Он ловким движением вылавливал нужных ему рыб, с повадкой портного измерял их сантиметром и записывал обмеры в книжку. Некоторых он взрезал своим корсарским ножом, извлекал их желудки, умело раскладывал их в бочонки и банки и заливал формалином. Он покидал пустеющий ящик счастливый, будто старатель, намывший ковш с золотом.

Однажды, желая похвастать своими богатствами, он потащил меня на корму, где в укромном местечке, покрытая брезентом, находилась его анатомичка. Здесь было скопище банок, склянок, бочонков. А в деревянных бочонках — придавленные дощечками с грузами, будто соления в добром хозяйстве, огурцы или грибы, — лежали желудки трески.
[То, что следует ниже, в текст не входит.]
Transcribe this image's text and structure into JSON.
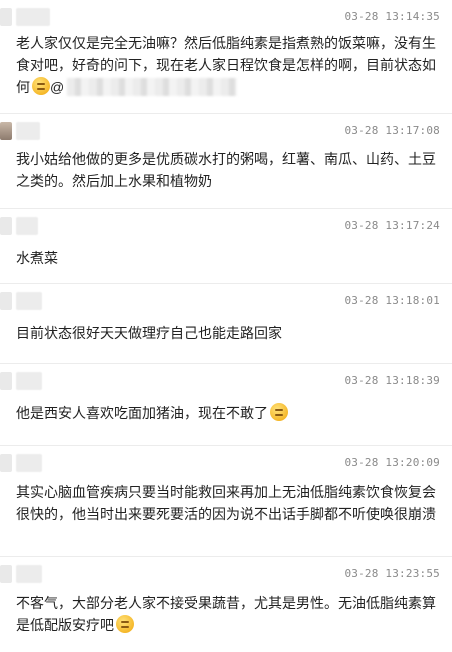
{
  "comments": [
    {
      "time": "03-28 13:14:35",
      "text": "老人家仅仅是完全无油嘛？然后低脂纯素是指煮熟的饭菜嘛，没有生食对吧，好奇的问下，现在老人家日程饮食是怎样的啊，目前状态如何",
      "emoji": "thinking-face",
      "mention_prefix": "@"
    },
    {
      "time": "03-28 13:17:08",
      "text": "我小姑给他做的更多是优质碳水打的粥喝，红薯、南瓜、山药、土豆之类的。然后加上水果和植物奶"
    },
    {
      "time": "03-28 13:17:24",
      "text": "水煮菜"
    },
    {
      "time": "03-28 13:18:01",
      "text": "目前状态很好天天做理疗自己也能走路回家"
    },
    {
      "time": "03-28 13:18:39",
      "text": "他是西安人喜欢吃面加猪油，现在不敢了",
      "emoji": "thinking-face"
    },
    {
      "time": "03-28 13:20:09",
      "text": "其实心脑血管疾病只要当时能救回来再加上无油低脂纯素饮食恢复会很快的，他当时出来要死要活的因为说不出话手脚都不听使唤很崩溃"
    },
    {
      "time": "03-28 13:23:55",
      "text": "不客气，大部分老人家不接受果蔬昔，尤其是男性。无油低脂纯素算是低配版安疗吧",
      "emoji": "laughing-face"
    }
  ]
}
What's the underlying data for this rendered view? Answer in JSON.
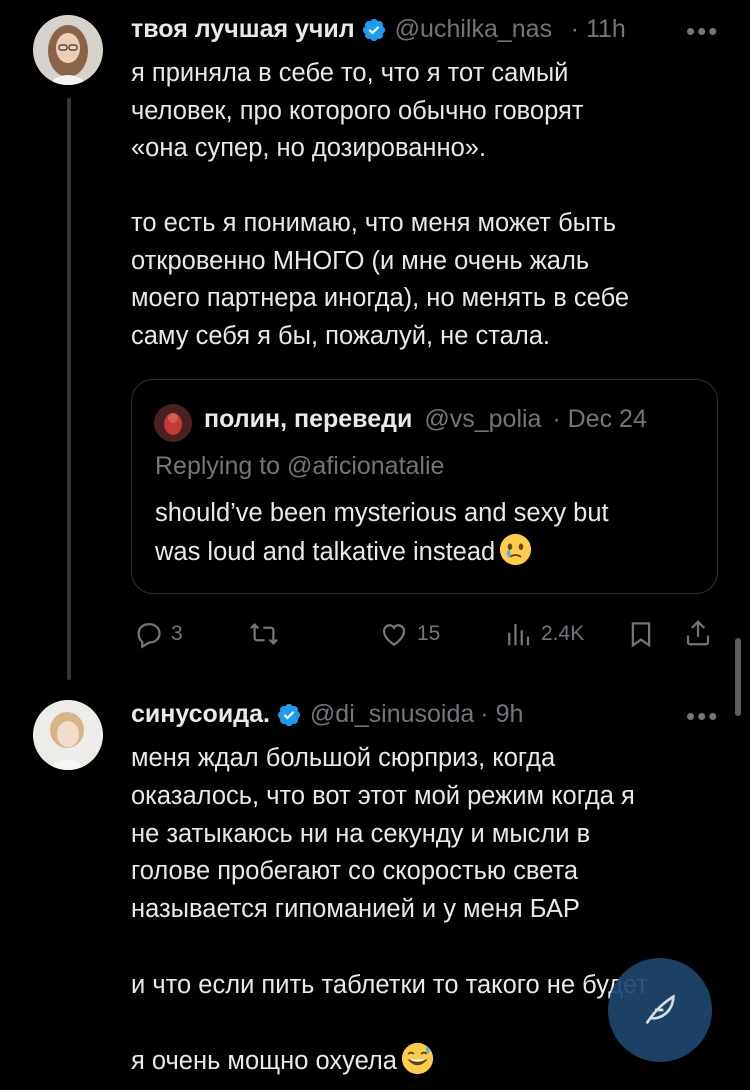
{
  "tweet1": {
    "name": "твоя лучшая учил",
    "handle": "@uchilka_nas",
    "time": "· 11h",
    "more": "•••",
    "text": "я приняла в себе то, что я тот самый\nчеловек, про которого обычно говорят\n«она супер, но дозированно».\n\nто есть я понимаю, что меня может быть\nоткровенно МНОГО (и мне очень жаль\nмоего партнера иногда), но менять в себе\nсаму себя я бы, пожалуй, не стала."
  },
  "quote": {
    "name": "полин, переведи",
    "handle": "@vs_polia",
    "time": "· Dec 24",
    "replying_prefix": "Replying to",
    "replying_to": "@aficionatalie",
    "text": "should’ve been mysterious and sexy but\nwas loud and talkative instead"
  },
  "actions": {
    "replies": "3",
    "retweets": "",
    "likes": "15",
    "views": "2.4K"
  },
  "tweet2": {
    "name": "синусоида.",
    "handle": "@di_sinusoida",
    "time": "· 9h",
    "more": "•••",
    "text": "меня ждал большой сюрприз, когда\nоказалось, что вот этот мой режим когда я\nне затыкаюсь ни на секунду и мысли в\nголове пробегают со скоростью света\nназывается гипоманией и у меня БАР\n\nи что если пить таблетки то такого не будет\n\nя очень мощно охуела"
  },
  "colors": {
    "background": "#000000",
    "text": "#e7e9ea",
    "muted": "#71767b",
    "verified": "#1d9bf0",
    "fab": "#1d486e"
  }
}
Он оглядывал свои бочонки с хозяйской гордостью и прижимал их к груди с материнской нежностью.

Помимо своей основной работы, Бажанов вел судовую стенную газету «Коммуна». У него был меткий глаз наблюдателя и быстрое, острое перо корреспондента. В его статьях под броскими названиями соседствовали: суровая правда врача-диагноста, охотничья хитрость следователя, негодование праведника. Бажанов писал своим вечным пером на узких длинных полосках бумаги, пугавших всех нечестивцев на траулере, как приговоры суда. Он отдавал газете немало сил и времени, и она всегда была свежей и действенной.

Ко всему, Бажанов был, так сказать, вольнопрактикующим врачом нашего траулера. У него хранились ключи от аптечки, засаленный томик «Оказание первой помощи», и, не в пример самобытным суровым эскулапам, он обладал неким сводом здравых медицинских познаний и навыков. Он был в почете у экипажа за уменье орудовать с человеческим желудком не хуже чем с рыбьим и за радикальный метод вызволения столь прекрасного создания, как человек, из цепей тошноты, от головной боли, от мрачности мировоззрения по причине сильных береговых излишеств.